In particular, we know that there exists $x\in N$ such that $0\sim x$; since this requires that $-x\in\mathbb{Q}$, that means that $x$ is rational. But if $y\in N$ is rational, then $x-y\in\mathbb{Q}$, hence $x\sim y$, so by (ii) we conclude that $x=y$. So $N$ contains one and only one rational from $[0,1)$.
The motivation fro the definition of $N_r$ is that it is a "wrapped around" translate of $N$ by $r$. That is, take every number in $N$, add $r$ to it; if it is still in $[0,1)$, keep it there; otherwise, shift it back by $1$ (so that it falls inside $[0,1)$). These are just rational translates of $N$, adjusted to make sure they stay in the interval.

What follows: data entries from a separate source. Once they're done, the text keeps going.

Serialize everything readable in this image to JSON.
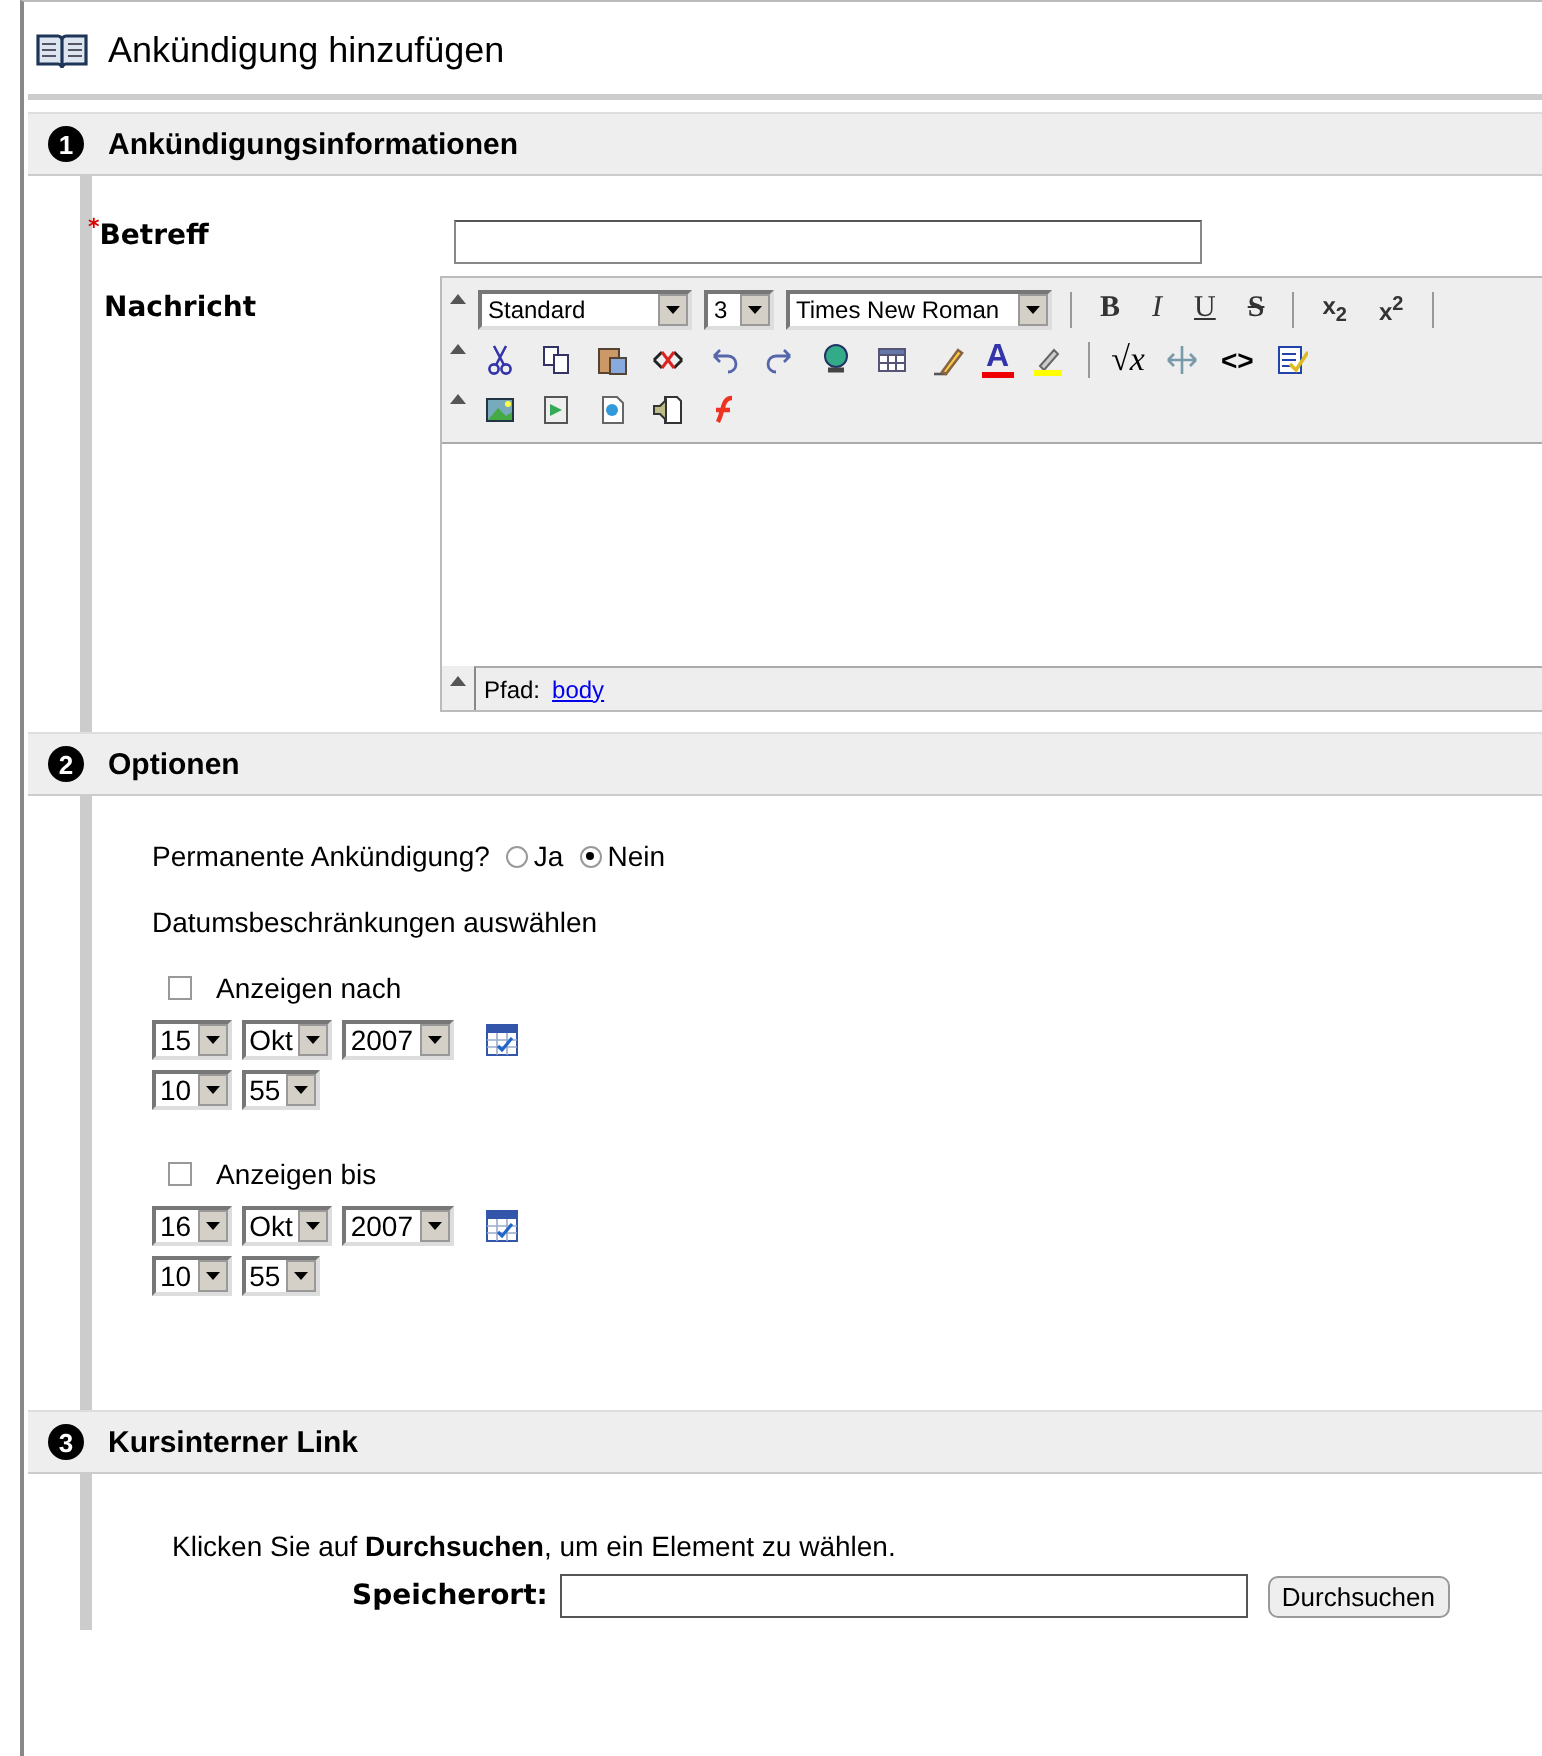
{
  "page": {
    "title": "Ankündigung hinzufügen"
  },
  "sections": [
    {
      "number": "1",
      "title": "Ankündigungsinformationen"
    },
    {
      "number": "2",
      "title": "Optionen"
    },
    {
      "number": "3",
      "title": "Kursinterner Link"
    }
  ],
  "info": {
    "subject": {
      "label": "Betreff",
      "required_mark": "*"
    },
    "message": {
      "label": "Nachricht",
      "format_selects": [
        {
          "value": "Standard"
        },
        {
          "value": "3"
        },
        {
          "value": "Times New Roman"
        }
      ],
      "style_buttons": [
        {
          "kind": "bold",
          "label": "B"
        },
        {
          "kind": "italic",
          "label": "I"
        },
        {
          "kind": "underline",
          "label": "U"
        },
        {
          "kind": "strike",
          "label": "S"
        },
        {
          "kind": "sep"
        },
        {
          "kind": "script",
          "label": "x$_{2}$"
        },
        {
          "kind": "script",
          "label": "x$^{2}$"
        }
      ],
      "row2": [
        {
          "kind": "cut"
        },
        {
          "kind": "copy"
        },
        {
          "kind": "paste"
        },
        {
          "kind": "remove"
        },
        {
          "kind": "undo"
        },
        {
          "kind": "redo"
        },
        {
          "kind": "link"
        },
        {
          "kind": "table"
        },
        {
          "kind": "pen"
        },
        {
          "kind": "fontcolor",
          "label": "A"
        },
        {
          "kind": "highlight"
        },
        {
          "kind": "sep"
        },
        {
          "kind": "math",
          "label": "√x"
        },
        {
          "kind": "anchor"
        },
        {
          "kind": "code",
          "label": "<>"
        },
        {
          "kind": "spell"
        }
      ],
      "row3": [
        {
          "kind": "image"
        },
        {
          "kind": "media"
        },
        {
          "kind": "preview"
        },
        {
          "kind": "audio"
        },
        {
          "kind": "flash"
        }
      ],
      "path_label": "Pfad:",
      "path_link": "body"
    }
  },
  "options": {
    "permanent_label": "Permanente Ankündigung?",
    "permanent_choices": [
      {
        "label": "Ja",
        "selected": false
      },
      {
        "label": "Nein",
        "selected": true
      }
    ],
    "date_heading": "Datumsbeschränkungen auswählen",
    "date_limits": [
      {
        "label": "Anzeigen nach",
        "checked": false,
        "day": "15",
        "month": "Okt",
        "year": "2007",
        "hour": "10",
        "minute": "55"
      },
      {
        "label": "Anzeigen bis",
        "checked": false,
        "day": "16",
        "month": "Okt",
        "year": "2007",
        "hour": "10",
        "minute": "55"
      }
    ]
  },
  "link": {
    "instruction": "Klicken Sie auf **Durchsuchen**, um ein Element zu wählen.",
    "location_label": "Speicherort:",
    "browse_button": "Durchsuchen"
  }
}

The reason you want the $N_r$ is that you will show that these countably many translated copies of $N$ will "cover" a nontrivial interval; they are pairwise disjoint (that is, if $r\neq s$, then $N_r\cap N_s=\emptyset$), so the fact that countably many disjoint sets cover a nontrivial interval will imply that, if they are all measurable, then their measure must be positive (by $\sigma$-additivity). Since they are all just translates of the same set $N$, they are each measurable if and only if $N$ itself is measurable, and they will all have the same measure. But then measurability of $N$ would imply that the union of the countably many disjoint translated copies of $N$ will have infinite measure, which will also be impossible (since they are all contained in $[0,1)$, so by monotonicity, their measure, if it exists, will be finite). These things put together will imply that $N$ cannot possibly be measurable.
(As to how one would come up with it in the first place, you'll have to ask Vitali...)